“I thought you knew how the Bell worked, the genes it affected,” Kate said.
“We thought so too. We made two critical mistakes. The first was that our sample size was too small. The second was that we were studying bodies with direct contact with the Bell, never re-transmission. The Bell itself doesn’t emit an infectious agent: there’s no virus or bacteria. It emits radiation. Our working theory has been that the Bell radiation causes a mutation in an endogenous retrovirus, essentially reactivating an ancient virus that then transforms the host by manipulating a set of genes and epigenetic tags. We believe this ancient virus is the key to everything.”
Kate held her hand up. She needed to process. Martin’s theory, if true, was incredible. It indicated a completely new kind of pathogen and even a new pathogenesis—radioactive, then viral. Was it possible?
Retroviruses are simply viruses that can insert DNA into a host’s genome, changing the host at a genetic level. They’re a sort of “computer software update.” When a person contracts a retrovirus, they are essentially receiving a DNA injection that changes the genome in some of their cells. Depending on the nature of the DNA inserted, getting a virus could be good, bad, or benign, and since every person’s genome is different, the result is almost always uncertain.
Retroviruses exist for one purpose: to replicate, to produce more of their own DNA. And they are good at it. In fact, viruses make up the majority of all the genetic material on the planet. If one added together all the DNA from humans, every other animal, and every single plant—every non-viral life form on the planet—that sum total of DNA would still be less than all the viral DNA on Earth.
Viruses didn’t evolve to harm their hosts—in fact they depend on a living host to replicate, and that’s exactly what they do: find a suitable host and live there, replicating benignly, until the host dies of natural causes. These reservoir hosts, as scientists refer to them, essentially carry a virus without any symptoms. For example, ticks carry Rocky Mountain spotted fever; field mice, hantavirus; mosquitoes, malaria, West Nile virus, Yellow fever and Dengue fever; black rats, bubonic plague; pigs and chickens, flu.
Humans are actually reservoir hosts for countless bacteria and viruses that haven’t even been classified yet. About twenty percent of the genetic information in the nose doesn’t match any known or cataloged organism. In the gut, forty to fifty percent of all the DNA is from bacteria and viruses that have never been classified. Even in the blood, up to two percent is a sort of “biological dark matter.” In many ways, this biological dark matter, this sea of unknown viruses and bacteria, is the ultimate frontier.

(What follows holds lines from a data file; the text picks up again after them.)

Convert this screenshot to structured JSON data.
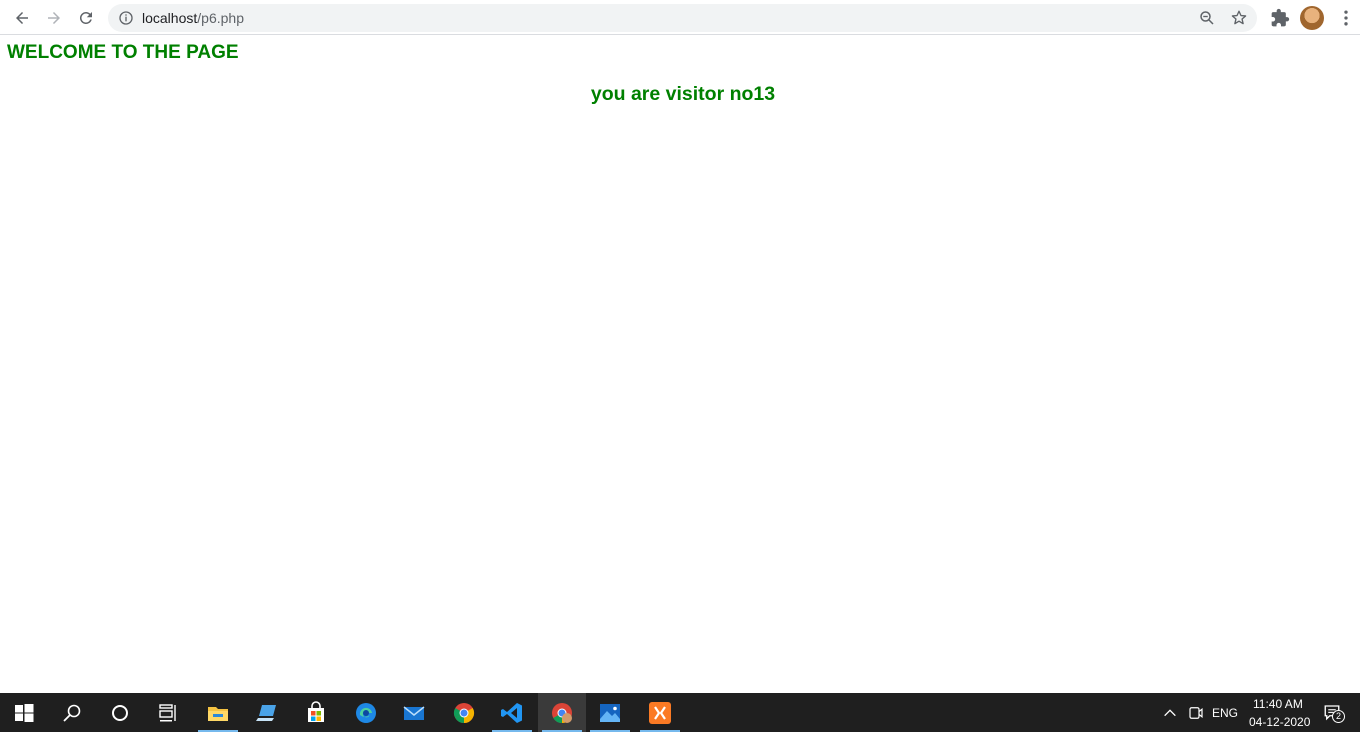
{
  "browser": {
    "url_host": "localhost",
    "url_path": "/p6.php"
  },
  "page": {
    "heading": "WELCOME TO THE PAGE",
    "visitor_text": "you are visitor no13"
  },
  "colors": {
    "text_green": "#008000",
    "taskbar_bg": "#1f1f1f",
    "active_underline": "#76b9ed"
  },
  "taskbar": {
    "apps": [
      "start",
      "search",
      "cortana",
      "task-view",
      "file-explorer",
      "laptop-app",
      "microsoft-store",
      "edge",
      "mail",
      "chrome",
      "vscode",
      "chrome-profile",
      "photos",
      "xampp"
    ],
    "tray": {
      "language": "ENG",
      "time": "11:40 AM",
      "date": "04-12-2020",
      "notification_count": "2"
    }
  }
}
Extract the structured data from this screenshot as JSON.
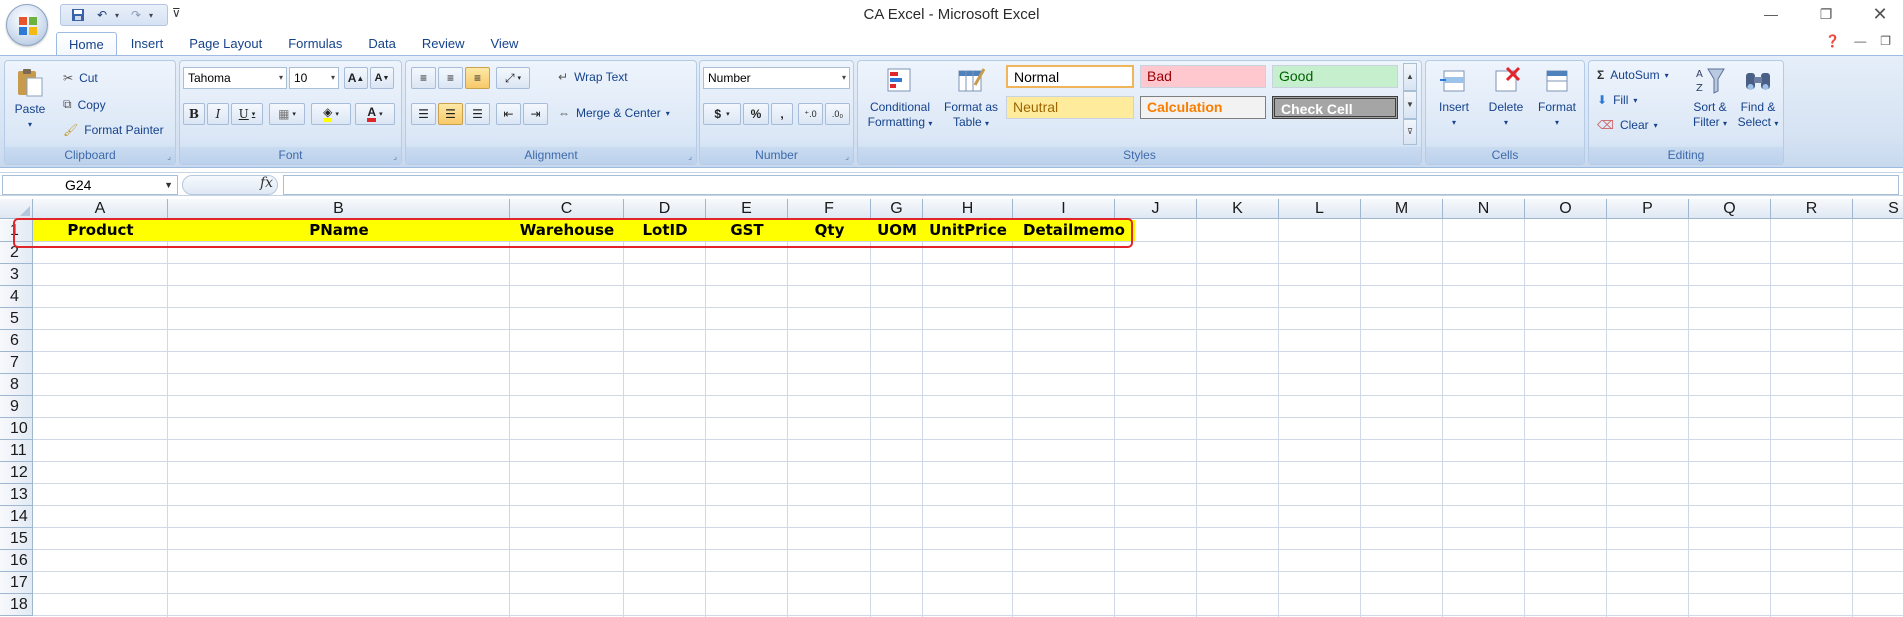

Almost all viruses are harmless until they jump to another host—a life form different from their natural hosts. The virus then combines with a completely new genome and causes a new and unexpected reaction—an illness.
That was the ultimate danger with viruses, but Martin wasn’t talking about these infectious viruses that entered a human body from the outside; he was describing the activation of a past infection, a dormant set of viral DNA that originated inside the human body, buried inside the genome. It was like contracting an infectious virus from oneself—a sort of DNA Trojan horse that activated and began to wreak havoc on the body.
These human endogenous retroviruses (HERVs), as they are known, are essentially “viral fossils”—the remnants of past infections that changed the host genome, were integrated with the DNA of the host’s sperm, and were transmitted to future generations. Scientists had recently discovered that up to eight percent of the entire human genome was composed of endogenous retroviruses. These fossil records of past viral infections also appear in our closest genetic relatives, living and dead: chimpanzees, Neanderthals, and Denisovans. They had been infected with many of the same viruses we had.
Kate turned the idea over in her mind. Endogenous retroviruses had been considered inert and essentially part of a large group of “junk DNA” in everyone’s genome. These retroviruses were not infectious, but they did influence gene expression and were passed on to future generations. Scientists had recently begun to consider the possibility that endogenous retroviruses could play a role in autoimmune diseases such as lupus, multiple sclerosis, Sjögren’s syndrome, even cancer. If the virus behind the Atlantis Plague was an endogenous retrovirus, it would mean…
“You’re saying the entire human race is already infected. That we were infected the day we were born—that the virus behind the Atlantis Plague is already part of our DNA.” She paused. “The Bell and the bodies from it only activated a dormant virus.”